No opportunity to pursue a remedy

Examining section 8-1's plain language, the court noted that its limitation period applies only to a "petition...to contest the validity of the will." A will contest, the court continued, is a fundamentally different action from a tort claim for intentional interference with expectancy of inheritance. The former is an action quasi in rem, against the will itself and not the beneficiaries. The latter, in contrast, is an action seeking a personal judgment against a defendant, not the annulment of a will.

The elements of each action, too, are different, noted the court, though some of the evidence will inevitably overlap. Because 755 ILCS 5/8-1 applies only to will contests, the court held that the appellate court erred in applying its six-month limitation period to Shriners' tort claim for intentional interference with an expectancy of inheritance.

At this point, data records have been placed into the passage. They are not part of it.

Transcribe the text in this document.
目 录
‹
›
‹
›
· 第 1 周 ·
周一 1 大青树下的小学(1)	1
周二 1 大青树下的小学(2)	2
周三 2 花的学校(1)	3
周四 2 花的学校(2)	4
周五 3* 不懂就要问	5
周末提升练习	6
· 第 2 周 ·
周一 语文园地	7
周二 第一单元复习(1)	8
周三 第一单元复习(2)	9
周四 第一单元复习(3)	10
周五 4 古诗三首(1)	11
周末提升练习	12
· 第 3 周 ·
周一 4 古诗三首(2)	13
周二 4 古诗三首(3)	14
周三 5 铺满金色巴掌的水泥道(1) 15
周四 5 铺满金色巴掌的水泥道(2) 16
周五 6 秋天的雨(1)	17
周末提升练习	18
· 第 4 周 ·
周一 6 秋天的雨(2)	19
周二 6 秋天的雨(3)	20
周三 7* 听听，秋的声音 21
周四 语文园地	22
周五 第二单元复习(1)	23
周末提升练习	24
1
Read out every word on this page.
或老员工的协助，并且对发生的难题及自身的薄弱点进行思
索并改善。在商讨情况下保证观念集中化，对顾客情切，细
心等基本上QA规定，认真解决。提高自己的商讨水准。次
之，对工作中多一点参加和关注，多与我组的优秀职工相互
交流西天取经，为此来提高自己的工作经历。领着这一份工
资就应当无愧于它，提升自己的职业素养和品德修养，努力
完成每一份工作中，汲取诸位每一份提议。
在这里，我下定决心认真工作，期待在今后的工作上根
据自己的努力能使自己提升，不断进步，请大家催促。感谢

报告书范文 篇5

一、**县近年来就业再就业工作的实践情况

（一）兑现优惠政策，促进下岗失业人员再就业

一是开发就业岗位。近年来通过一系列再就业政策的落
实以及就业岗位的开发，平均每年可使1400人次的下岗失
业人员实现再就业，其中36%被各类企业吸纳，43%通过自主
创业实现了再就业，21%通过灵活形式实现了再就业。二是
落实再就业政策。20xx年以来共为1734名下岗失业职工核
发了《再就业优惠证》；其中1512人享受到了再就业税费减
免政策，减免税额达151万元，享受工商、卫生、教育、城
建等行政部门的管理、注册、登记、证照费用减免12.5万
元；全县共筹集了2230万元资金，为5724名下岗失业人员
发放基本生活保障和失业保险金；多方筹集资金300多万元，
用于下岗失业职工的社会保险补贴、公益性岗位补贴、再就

The court distinguished prior case law holding that tort actions such as the one before it should be dismissed where the plaintiffs could have filed will contests but chose not to do so. Unlike those plaintiffs, the court said, Shriners had no knowledge of Ellis's bequest in her 1964 will until after the 1999 will was admitted to probate and section 8-1's six-month deadline for a will contest had expired.

Furthermore, the court added, a will contest alone would not have provided Shriners with a full remedy because Shriners would not have been able to litigate its claims that Bauman had depleted Ellis's estate by unduly influencing her to transfer property to him. For those reasons, the court said, Shriners did not have a fair opportunity to pursue a remedy in probate. restricting its holding to the facts before it, the court declined to extend its holding to plaintiffs who fail to bring tort claims within the period for filing a will contest where the will contest remedy is available to them.

Of course, had Ellis and her attorney destroyed her prior will upon making her new one, Shriners would never have known that it had at one time been named as beneficiary and would never have filed its action. "Where there are two wills, is there a way? What should lawyers do with earlier wills that have been revoked by a later one?" LawPulse, May 2008 IBJ, addresses arguments on both sides of destroying a will upon the testator's revoking it and making a new one or maintaining it and filing it and any subsequently made wills with the court upon the testator's death.